Two days into this year’s July 5-8 gathering, some of the Danish papers were carrying pieces suggesting people may get drowned and that fans and volunteers were leaving the site in droves.
"Friday at Roskilde Festival displayed an audience in top form," was the press release’s view. "Yes, many had gone home, had taken hot showers and put on dry clothes, and many made good use of the facilities provided, such as sleeping in the stage tents, access to showers at Roskildehallerne, shopping for dry charity store clothes and tumble drying at the laundries in Roskilde town.
"But the audience is invincible. Those who had gone home came back.
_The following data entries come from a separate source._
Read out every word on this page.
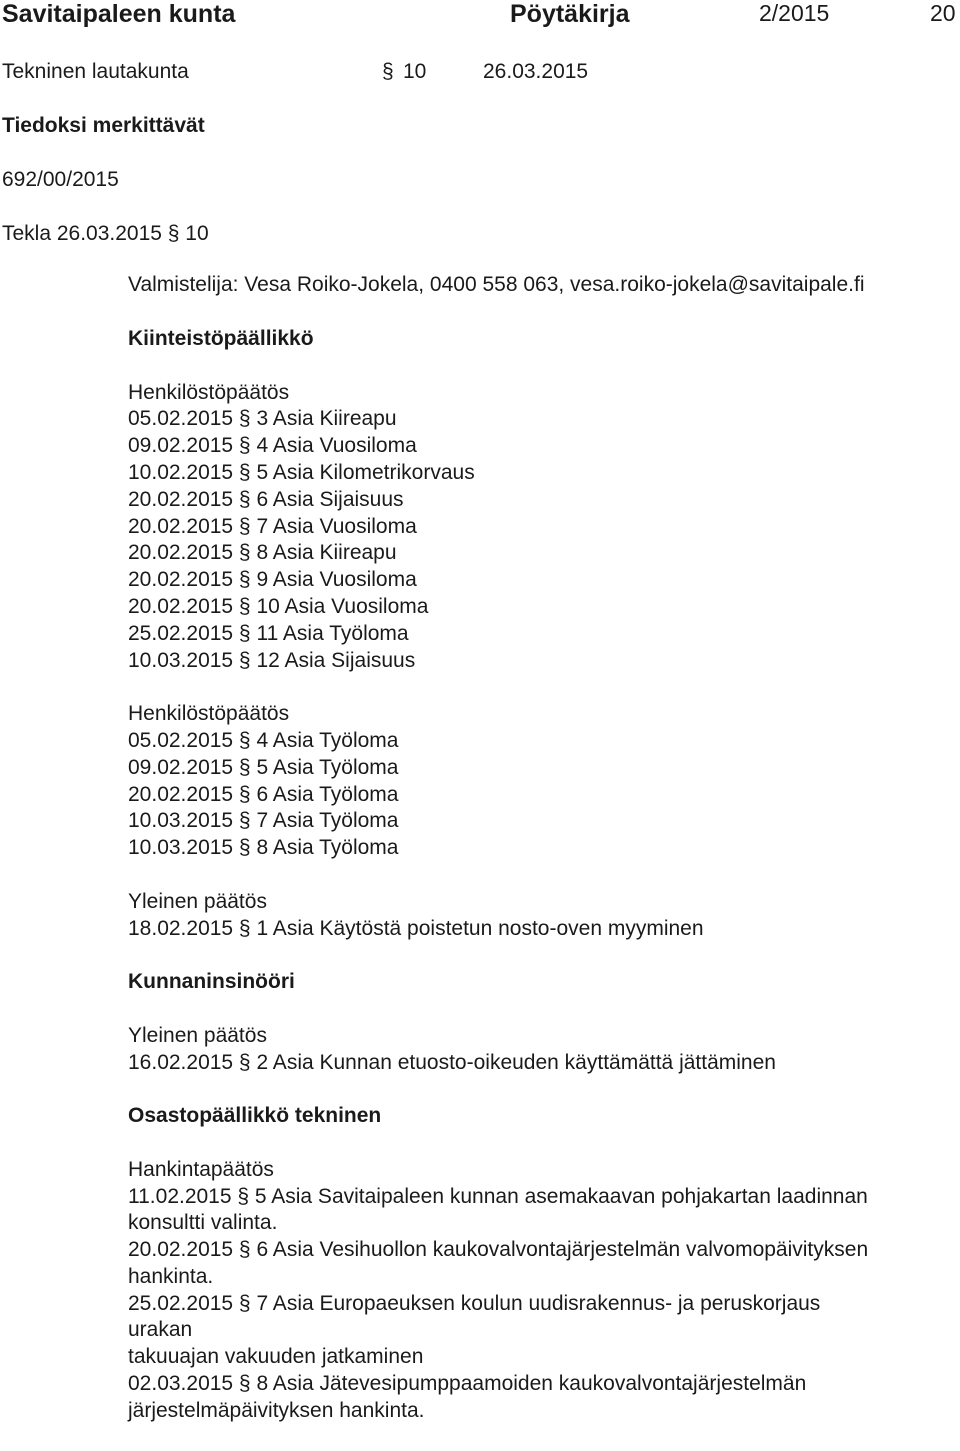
Savitaipaleen kunta	Pöytäkirja	2/2015	20
Tekninen lautakunta	§ 10	26.03.2015
Tiedoksi merkittävät
692/00/2015
Tekla 26.03.2015 § 10
Valmistelija: Vesa Roiko-Jokela, 0400 558 063, vesa.roiko-jokela@savitaipale.fi
Kiinteistöpäällikkö
Henkilöstöpäätös
05.02.2015 § 3 Asia Kiireapu
09.02.2015 § 4 Asia Vuosiloma
10.02.2015 § 5 Asia Kilometrikorvaus
20.02.2015 § 6 Asia Sijaisuus
20.02.2015 § 7 Asia Vuosiloma
20.02.2015 § 8 Asia Kiireapu
20.02.2015 § 9 Asia Vuosiloma
20.02.2015 § 10 Asia Vuosiloma
25.02.2015 § 11 Asia Työloma
10.03.2015 § 12 Asia Sijaisuus
Henkilöstöpäätös
05.02.2015 § 4 Asia Työloma
09.02.2015 § 5 Asia Työloma
20.02.2015 § 6 Asia Työloma
10.03.2015 § 7 Asia Työloma
10.03.2015 § 8 Asia Työloma
Yleinen päätös
18.02.2015 § 1 Asia Käytöstä poistetun nosto-oven myyminen
Kunnaninsinööri
Yleinen päätös
16.02.2015 § 2 Asia Kunnan etuosto-oikeuden käyttämättä jättäminen
Osastopäällikkö tekninen
Hankintapäätös
11.02.2015 § 5 Asia Savitaipaleen kunnan asemakaavan pohjakartan laadinnan
konsultti valinta.
20.02.2015 § 6 Asia Vesihuollon kaukovalvontajärjestelmän valvomopäivityksen
hankinta.
25.02.2015 § 7 Asia Europaeuksen koulun uudisrakennus- ja peruskorjaus
urakan
takuuajan vakuuden jatkaminen
02.03.2015 § 8 Asia Jätevesipumppaamoiden kaukovalvontajärjestelmän
järjestelmäpäivityksen hankinta.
Volunteers reported for extra jobs and laid out huge amounts of wood chips – an effort that continues today."
As soon as light broke on the Saturday, volunteers were continuing their efforts to repair the ground, laying out wood chips and clearing up puddles of mud.
At the camping area, the mud was vacuumed and hay was laid out on the roads and main walkways.
The crowds poured back to see a bill including Red Hot Chili Peppers, The Who and Flaming Lips, but after two more long and heavy showers, the still huge audience was starting to turn the site back into a sea of mud.
Running repairs kept the festival organisers abreast of the problem and, by the Sunday, a little fortune smiled upon the land, as sunshine dried some of the mud.
In the days immediately after the festival, the Danish papers began speculating on the costs of having the vacuum trucks clearing the site, the other extras needed to cover the general cleanup and the possibility that the entire area may need new grass.
One or two major papers suggested the extra money needed may mean Roskilde’s annual charitable donations and funding of social projects may be severely curtailed over the next 12 months.
It wasn’t possible to get comment from the festival at press time.
The acts on the Roskilde bill included Red Hot Chili Peppers, The Who, Muse, Arcade Fire, The Killers, Beastie Boys, Mando Diao, My Chemical Romance, Basement Jaxx, Slayer, Mastodon, Wilco and Queens Of The Stone Age.